Most stores in metropolitan Lansing are doing a “nice job” making sure shoppers observe social distancing norms, McGarry said. If the distance is hard to visualize, think about the Xs placed helpfully near most checkout stands.
“It’s very important you keep that distance from people,” she added.
When it’s time to pay, leave your cash in your wallet.
“Don’t do cash. There’s too much interaction with the cashier, handling the money,” McGarry said. If anything needs to be signed, use your own pen whenever possible. If you must use a store pen, sanitize your hands as soon as possible.
Should you wear a mask and gloves? “There’s no harm in it. It’s what you’re comfortable with,” McGarry said. The CDC has recommended, but not mandated, their use when necessary to leave the house.
Keep trips short. “Don’t pick over a lot of the food. Don’t touch a lot of the produce,” McGarry said. “Don’t touch the canned goods.
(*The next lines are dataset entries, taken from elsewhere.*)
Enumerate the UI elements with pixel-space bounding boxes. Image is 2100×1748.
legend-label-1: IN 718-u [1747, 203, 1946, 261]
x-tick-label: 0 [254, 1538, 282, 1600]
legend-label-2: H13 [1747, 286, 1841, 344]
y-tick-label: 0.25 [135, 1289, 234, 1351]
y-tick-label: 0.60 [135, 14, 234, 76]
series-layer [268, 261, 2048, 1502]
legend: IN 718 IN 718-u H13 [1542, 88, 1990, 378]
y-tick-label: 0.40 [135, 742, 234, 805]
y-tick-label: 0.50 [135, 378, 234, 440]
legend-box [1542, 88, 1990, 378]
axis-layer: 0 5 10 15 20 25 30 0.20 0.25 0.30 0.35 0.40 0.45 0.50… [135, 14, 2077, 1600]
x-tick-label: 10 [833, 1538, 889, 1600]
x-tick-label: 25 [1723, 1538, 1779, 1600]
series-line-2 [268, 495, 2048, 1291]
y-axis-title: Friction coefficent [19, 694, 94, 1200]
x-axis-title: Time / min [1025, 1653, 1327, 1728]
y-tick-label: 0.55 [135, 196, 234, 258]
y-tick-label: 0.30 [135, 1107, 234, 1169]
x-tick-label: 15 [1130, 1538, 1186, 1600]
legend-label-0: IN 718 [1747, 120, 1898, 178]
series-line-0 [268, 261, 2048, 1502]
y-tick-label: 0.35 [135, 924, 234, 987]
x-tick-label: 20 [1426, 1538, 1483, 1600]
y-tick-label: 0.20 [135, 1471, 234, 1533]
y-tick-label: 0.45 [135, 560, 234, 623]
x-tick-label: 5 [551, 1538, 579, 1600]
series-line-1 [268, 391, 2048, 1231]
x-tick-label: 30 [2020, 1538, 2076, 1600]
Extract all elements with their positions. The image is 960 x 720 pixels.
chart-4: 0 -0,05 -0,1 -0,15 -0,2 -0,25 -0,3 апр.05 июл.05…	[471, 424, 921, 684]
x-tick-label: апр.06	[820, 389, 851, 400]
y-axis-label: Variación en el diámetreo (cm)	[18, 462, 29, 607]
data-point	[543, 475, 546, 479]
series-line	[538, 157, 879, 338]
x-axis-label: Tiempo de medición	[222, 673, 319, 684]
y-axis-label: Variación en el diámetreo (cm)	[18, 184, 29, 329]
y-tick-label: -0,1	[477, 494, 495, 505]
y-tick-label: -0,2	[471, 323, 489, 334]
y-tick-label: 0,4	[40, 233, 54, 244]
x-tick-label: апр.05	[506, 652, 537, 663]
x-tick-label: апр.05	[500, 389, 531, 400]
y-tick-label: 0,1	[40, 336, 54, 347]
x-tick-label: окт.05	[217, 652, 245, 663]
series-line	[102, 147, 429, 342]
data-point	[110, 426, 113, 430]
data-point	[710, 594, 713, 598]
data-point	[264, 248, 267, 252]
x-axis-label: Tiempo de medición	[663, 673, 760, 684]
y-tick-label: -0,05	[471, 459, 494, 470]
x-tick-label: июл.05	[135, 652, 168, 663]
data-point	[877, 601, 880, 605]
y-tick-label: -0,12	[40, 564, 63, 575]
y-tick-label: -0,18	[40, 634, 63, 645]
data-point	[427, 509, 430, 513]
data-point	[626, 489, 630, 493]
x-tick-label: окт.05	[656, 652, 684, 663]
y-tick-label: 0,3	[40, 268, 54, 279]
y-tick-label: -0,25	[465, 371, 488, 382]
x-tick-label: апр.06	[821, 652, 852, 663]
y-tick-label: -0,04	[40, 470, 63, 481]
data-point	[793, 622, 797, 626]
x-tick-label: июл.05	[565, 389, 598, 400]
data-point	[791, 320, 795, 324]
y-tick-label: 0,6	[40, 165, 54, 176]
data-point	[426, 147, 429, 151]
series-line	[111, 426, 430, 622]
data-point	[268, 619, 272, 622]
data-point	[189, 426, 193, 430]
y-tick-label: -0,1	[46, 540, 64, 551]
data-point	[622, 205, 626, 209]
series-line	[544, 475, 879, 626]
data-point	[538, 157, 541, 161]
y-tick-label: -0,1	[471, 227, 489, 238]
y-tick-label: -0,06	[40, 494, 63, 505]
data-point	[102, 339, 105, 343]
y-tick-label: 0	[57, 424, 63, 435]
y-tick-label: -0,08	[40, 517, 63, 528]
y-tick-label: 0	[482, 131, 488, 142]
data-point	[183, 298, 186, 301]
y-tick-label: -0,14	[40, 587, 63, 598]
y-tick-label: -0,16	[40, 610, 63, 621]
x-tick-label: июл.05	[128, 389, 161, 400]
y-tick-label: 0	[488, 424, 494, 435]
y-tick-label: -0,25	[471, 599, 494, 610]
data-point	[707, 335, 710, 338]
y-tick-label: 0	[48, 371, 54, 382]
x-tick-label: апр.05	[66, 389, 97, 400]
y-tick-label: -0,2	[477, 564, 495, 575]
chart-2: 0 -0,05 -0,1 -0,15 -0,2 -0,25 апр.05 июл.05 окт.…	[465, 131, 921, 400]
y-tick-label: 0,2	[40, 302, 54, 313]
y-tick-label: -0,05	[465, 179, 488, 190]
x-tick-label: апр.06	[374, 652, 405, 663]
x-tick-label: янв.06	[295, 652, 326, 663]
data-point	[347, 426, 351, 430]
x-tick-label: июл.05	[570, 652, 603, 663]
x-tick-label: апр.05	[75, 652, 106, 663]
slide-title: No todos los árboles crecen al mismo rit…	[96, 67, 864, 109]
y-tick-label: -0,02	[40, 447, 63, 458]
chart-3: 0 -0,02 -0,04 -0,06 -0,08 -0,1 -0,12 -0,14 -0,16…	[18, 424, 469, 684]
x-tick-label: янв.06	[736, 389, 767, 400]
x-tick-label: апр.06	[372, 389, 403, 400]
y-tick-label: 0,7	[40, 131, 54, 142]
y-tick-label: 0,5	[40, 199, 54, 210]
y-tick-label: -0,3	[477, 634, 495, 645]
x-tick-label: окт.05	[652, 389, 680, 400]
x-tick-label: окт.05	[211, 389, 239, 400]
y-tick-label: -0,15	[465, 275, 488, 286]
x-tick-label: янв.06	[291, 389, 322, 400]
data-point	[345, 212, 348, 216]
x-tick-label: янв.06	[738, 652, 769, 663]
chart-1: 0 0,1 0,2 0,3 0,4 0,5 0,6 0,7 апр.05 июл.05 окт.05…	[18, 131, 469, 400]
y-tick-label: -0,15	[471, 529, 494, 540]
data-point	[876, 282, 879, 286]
Just pick what you need and put it in your cart.”
Even if you’re using one of the curbside delivery services, whether it’s a takeout meal or a grocery order, you should be the one to open doors so someone else isn’t touching handles.
If your shopping list includes meat, be sure to wrap the packages in the single-use plastic bags available in the meat department.
In a recent interview with the Michigan State University publication MSUToday, MSU Professor Felicia Wu said shoppers should exercise caution with anything they pick up or bring home from the store. For example, multiple shoppers testing the same fruits and vegetables for ripeness could spread the coronavirus.
“This is definitely a problem and has always been a problem (we’re only becoming more concerned about it now),” Wu said.
“It is entirely plausible for a sick person to rub their nose or their mouth, or cough or sneeze into their hands, and then use those same hands to touch fruit, vegetables, etc., in the grocery stores. I would recommend washing all produce intended for raw (uncooked) consumption at home with water and applying some friction to the process.”
Wu is all in on wiping down jars and containers as a precautionary measure.
“There is a considerable amount of uncertainty with how long coronavirus can survive on different surfaces,” she told MSUToday, “So absolutely, it is a good idea to disinfect jars or cans of food before putting them away at home. Again, wash your hands afterward.”
Ironically, McGarry said she believes many stores aren’t letting shoppers bring cloth bags from home.
“We always want to be so careful about not using plastic bags,” she said. Those who do bring their own bags to the store and then back home are cautioned to toss them in a washing machine as soon as possible.
The best advice of all is the simplest: Wash. Your. Hands.